On 9/19/2011 6:09 PM, George Brock-Nannestad wrote:
> From: Patent Tactics, George Brock-Nannestad
> Hello,
> I can't believe I am even contributing to this long thread about a s......
> bit of plastic. However, I have my bit of experience as well.
> For 3" reels, which were used for 8mm film (single-8 to those who are an in-
> between age) as well as for quarter-inch magnetic tape, they used to deliver
> rubber bands with a tab to hold the pancake. Worked fine, and I have yet to
> see one that has deteriorated. They must have been made of synthetic rubber.

Maybe they used better bands in Europe than here in the U.S., because a 
lot of the bands on our old home movies have dried up.  Those tabs were 
nifty -- I sure wish someone sold them that way.  Kodak probably had a 
rubber band department up in Rochester.  Microfilm is usually packed 
with a paper strip with a string for wrapping around a fibre button.  
That might be a good idea for videotape and wider gauge audio tape

> Any tape that has a latex (natural rubber) component to the sticky stuff will
> harden. Gaffa (gaffer's) tape is only a glorified Duck (duct) tape with a
> close-weave fabric that tears easily, but both are latex-gummy.One quality
> of a tape is tackiness, another is adhesion.

Actually gaffers tape is also supposed to differ from duct tape in 
removability.  Duct tape leaves a lot of white gunk that really mucks up 
your mic cables and mic stands.  Good gaffers tape doesn't.  Which 
reminds me, NEVER tape your mic onto somebody else's-- and vice-versa.  
I always use a rubber band for full size mics or loop a knot in the 
cable over the other mic when I use a tie-tac mic.

>   Editing tape needs very low
> tackiness and high adhesion. Hold-down tape is only really good if you fold
> the end to create a tab.

I have used splicing tape to hold it onto a reel flange but that stuff 
is supposed to be permanent so it doesn't always peel off. Put it across 
the recording tape and fold a pull tab on the splicing tape.
> Have we milked this subject dry now?

No, because nobody has yet discussed using Elmer's Glue-All.
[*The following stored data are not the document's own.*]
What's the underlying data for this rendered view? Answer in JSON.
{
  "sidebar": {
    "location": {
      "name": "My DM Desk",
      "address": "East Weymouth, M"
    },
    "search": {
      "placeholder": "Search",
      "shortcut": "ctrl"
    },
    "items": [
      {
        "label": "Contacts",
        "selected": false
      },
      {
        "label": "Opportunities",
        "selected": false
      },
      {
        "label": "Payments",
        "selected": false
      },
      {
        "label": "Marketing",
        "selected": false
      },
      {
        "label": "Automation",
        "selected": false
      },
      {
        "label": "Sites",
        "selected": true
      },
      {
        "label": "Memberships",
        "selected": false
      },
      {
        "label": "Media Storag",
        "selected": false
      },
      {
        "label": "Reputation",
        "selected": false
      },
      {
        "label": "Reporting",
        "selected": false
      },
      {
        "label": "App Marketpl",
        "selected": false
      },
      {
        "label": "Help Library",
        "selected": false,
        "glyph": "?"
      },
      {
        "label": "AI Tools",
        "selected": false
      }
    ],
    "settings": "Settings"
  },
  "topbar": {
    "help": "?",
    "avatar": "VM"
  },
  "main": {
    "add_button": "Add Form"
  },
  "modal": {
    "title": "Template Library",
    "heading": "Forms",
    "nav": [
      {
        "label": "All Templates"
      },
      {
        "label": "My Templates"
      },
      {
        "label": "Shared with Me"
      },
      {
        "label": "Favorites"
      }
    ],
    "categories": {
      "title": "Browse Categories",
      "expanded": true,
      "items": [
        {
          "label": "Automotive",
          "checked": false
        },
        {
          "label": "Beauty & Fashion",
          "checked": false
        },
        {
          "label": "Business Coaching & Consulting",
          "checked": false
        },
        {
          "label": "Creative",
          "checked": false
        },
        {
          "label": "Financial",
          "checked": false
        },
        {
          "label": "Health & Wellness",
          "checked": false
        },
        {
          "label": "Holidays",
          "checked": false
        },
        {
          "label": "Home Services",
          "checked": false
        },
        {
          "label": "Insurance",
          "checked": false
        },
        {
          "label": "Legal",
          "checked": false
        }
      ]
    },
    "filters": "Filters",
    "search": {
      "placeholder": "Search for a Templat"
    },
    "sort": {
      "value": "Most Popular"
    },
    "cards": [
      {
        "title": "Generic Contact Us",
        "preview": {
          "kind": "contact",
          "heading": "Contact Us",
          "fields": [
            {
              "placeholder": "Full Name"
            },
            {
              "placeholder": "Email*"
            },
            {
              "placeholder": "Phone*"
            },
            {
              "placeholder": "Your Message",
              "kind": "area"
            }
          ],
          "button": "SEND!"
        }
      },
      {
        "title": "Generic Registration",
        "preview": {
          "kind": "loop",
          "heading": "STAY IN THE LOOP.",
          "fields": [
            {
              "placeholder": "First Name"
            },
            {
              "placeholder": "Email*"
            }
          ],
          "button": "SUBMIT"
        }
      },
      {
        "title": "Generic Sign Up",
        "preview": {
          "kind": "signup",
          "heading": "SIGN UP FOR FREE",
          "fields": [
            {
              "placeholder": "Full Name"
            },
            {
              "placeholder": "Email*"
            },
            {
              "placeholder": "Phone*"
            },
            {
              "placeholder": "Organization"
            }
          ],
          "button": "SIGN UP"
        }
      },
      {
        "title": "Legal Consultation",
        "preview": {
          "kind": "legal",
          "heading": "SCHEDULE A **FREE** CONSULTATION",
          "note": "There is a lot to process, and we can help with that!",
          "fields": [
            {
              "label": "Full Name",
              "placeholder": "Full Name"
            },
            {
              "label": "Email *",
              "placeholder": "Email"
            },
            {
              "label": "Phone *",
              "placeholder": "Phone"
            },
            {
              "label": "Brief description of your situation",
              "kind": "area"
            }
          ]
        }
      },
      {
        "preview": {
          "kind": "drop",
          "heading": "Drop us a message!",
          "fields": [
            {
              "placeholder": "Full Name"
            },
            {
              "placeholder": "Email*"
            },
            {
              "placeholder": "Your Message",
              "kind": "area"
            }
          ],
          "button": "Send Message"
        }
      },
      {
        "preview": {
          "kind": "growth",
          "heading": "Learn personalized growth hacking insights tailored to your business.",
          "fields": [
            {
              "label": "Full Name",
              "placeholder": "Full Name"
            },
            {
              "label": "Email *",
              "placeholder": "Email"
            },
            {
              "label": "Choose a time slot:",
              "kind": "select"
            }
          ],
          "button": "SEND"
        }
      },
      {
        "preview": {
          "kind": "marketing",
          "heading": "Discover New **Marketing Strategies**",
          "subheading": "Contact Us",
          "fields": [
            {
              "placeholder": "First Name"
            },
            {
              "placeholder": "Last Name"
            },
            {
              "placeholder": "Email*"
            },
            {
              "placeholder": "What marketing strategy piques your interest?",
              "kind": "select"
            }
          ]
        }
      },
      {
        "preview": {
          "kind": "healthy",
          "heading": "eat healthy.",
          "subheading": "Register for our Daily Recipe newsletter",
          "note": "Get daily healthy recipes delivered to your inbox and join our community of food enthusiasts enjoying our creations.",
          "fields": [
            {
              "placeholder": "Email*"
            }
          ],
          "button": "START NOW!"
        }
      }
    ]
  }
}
Mike Biel  [log in to unmask]

> Kind regards,
> George
>> I have another solution that comes from the film world. They have hold
>> down tape that is very strong and doesn't leave any goo, but is easy to
>> work with. Feels like it's fine fabric. Too late now but I'll try to
>> Google it tomorrow.
>> Shai
>> On 19/09/2011 02:32, Matt Sohn wrote:
>>>> Please do not use these. I have seen edge damage on incoming tapes
>>>> when these are forced over an uneven wind.
>>>> Tape the end of the tape to the outside flange of the reel (or to
>>>> itself in a pancake. If you can still find Zebra Tape, that is the
>>>> best choice--someone dug up a five-to-ten year supply for me but it's
>>>> all gone from that source.
>>>> The red and blue crepe-y tape isn't bad.
>>>> Scotch 811 removable "Magic" tape works reasonably well for something
>>>> that is easy to get at a stationary store.
>>> After the zebra tape ran out I switched to the green Scotch stuff that
>>> they seem to have discontinued as well. It didn't stick so well, and I
>>> have gone back and found in many cases it has detached from the flange
>>> while sitting in the box.
>>> I found some "zebra" tape online several years ago and ordered a few
>>> rolls. It was not the same thing. very stiff and the adhesive layer
>>> tended to seperate from the backing layer. Dissapointing. Then I found
>>> some stuff from a film supply company that was sort of cloth-like,
>>> like the tape you use to tape up a hockey stick. It was very sticky.
>>> Too sticky..
>>> ATR Magnetics has recently introduced their own hold-down tape. I just
>>> ordered 3 rolls. $12.98/215 Ft.
>>> They also have white cardboard boxes for 5", 7"&  10.5" reels.